“Winter of the World” by Ken Follett
I'm always going to be nervous about a sequel to a novel I loved as much as I loved Fall of Giants. But this is an instance where you don't need to worry. What we have with Winter of the World isn't so much a sequel but rather a continuation of the same story with no drop in quality.
Winter of the World picks up right where the first book left off, as its five interrelated families—American, German, Russian, English, Welsh—enter a time of enormous social, political, and economic turmoil.
Carla von Ulrich, born of German and English parents, finds her life engulfed by the Nazi tide. . . American brothers Woody and Chuck Dewar, each with a secret, take separate paths to momentous events, one in Washington, the other in the bloody jungles of the Pacific. . . . English student Lloyd Williams discovers in the crucible of the Spanish Civil War that he must fight Communism just as hard as Fascism. . . . Daisy Peshkov, a driven American social climber, cares only for popularity and the fast set, until the war transforms her life, while her cousin Volodya carves out a position in Soviet intelligence that will affect not only this war—but the war to come.
As I got into this book, it became clear that I wasn't reading something new. This was a continuation of Fall of Giants.
That seems kind of obvious when I write it out. It's the next book in a planned trilogy. But while some trilogies feel like three separate books, each telling its own story as part of the whole, this feels different. Yes, we've moved from the previous protagonists to focus on their children, but it doesn't feel like there's need a gap. The story flows.
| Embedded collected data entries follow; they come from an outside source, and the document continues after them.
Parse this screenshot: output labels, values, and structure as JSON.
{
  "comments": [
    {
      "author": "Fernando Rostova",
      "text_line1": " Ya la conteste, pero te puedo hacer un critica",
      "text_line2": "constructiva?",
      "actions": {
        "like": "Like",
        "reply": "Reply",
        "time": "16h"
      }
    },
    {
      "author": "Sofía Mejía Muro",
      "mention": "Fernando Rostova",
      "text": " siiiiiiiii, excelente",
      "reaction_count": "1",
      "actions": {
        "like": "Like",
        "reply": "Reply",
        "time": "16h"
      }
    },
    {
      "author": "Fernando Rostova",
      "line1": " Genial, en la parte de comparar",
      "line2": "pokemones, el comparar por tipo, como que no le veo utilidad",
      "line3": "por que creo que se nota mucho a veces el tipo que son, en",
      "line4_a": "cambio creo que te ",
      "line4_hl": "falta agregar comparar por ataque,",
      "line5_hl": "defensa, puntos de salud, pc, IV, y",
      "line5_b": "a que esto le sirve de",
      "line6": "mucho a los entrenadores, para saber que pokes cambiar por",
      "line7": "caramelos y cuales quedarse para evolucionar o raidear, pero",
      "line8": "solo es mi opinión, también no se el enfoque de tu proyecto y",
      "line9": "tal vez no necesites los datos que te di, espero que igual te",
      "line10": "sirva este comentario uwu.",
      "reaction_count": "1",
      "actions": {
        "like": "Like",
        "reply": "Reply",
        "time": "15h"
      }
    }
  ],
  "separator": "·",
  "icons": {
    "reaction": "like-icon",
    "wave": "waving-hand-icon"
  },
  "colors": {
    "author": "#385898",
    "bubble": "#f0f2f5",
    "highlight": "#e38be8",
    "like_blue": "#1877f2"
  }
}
I put this down to the fact that the nature of this story is how the politics of the twentieth century affected these families over time. And both politics and family are things that simply keep going, whether we're paying attention or not.
The change in characters is handled masterfully. The previous characters aren't forgotten, merely demoted from protagonists to side characters. And it works, mirroring how one generation hands the reigns to the next. Each of them still has their own lives. It's simply our point of attention that's shifted.
We've moved on from the politics of the First World War. Now the world faces the consequences of those years. The Soviet Union grows in power, and the deprivations that followed the Great War have sowed the seeds of Fascism. The world has changed, but while the old empires whose pride drove the world to war have fallen, the new powers that have risen to replace them have inherited the same motives.
As a history buff, I love how Follett doesn't simply focus on the Nazis and the parts of the Second World War that were fought in Europe. The plot begins in the thirties, focusing on how these problems arose. The war didn't just happen. It simply became inevitable due to the actions of those in power in the years leading up to it. The Spanish Civil War. The way the Western nations let their hatred of Communism prevent them from facing Fascism. And the actual level of support the Nazis had in Britain and America at the time.
In fact, there is minimal depiction of the events we expect to see in stories from this period. While Pearl Harbour is a major event, personally affecting several characters, things like D-Day and the European conflict get only passing mentions. Because Follett isn't interested in telling yet another war story. We're seeing the world move forward, as witnessed by the current generation. This is about the characters, each of them expertly marshaled to give us the full experience of living through this period in time.
I loved Winter of the World just as much as I enjoyed its predecessor. Once again, it's Follett at this best. There might be a little too much exposition at points for those with a little less interest in history than me, but never enough to slow down the action.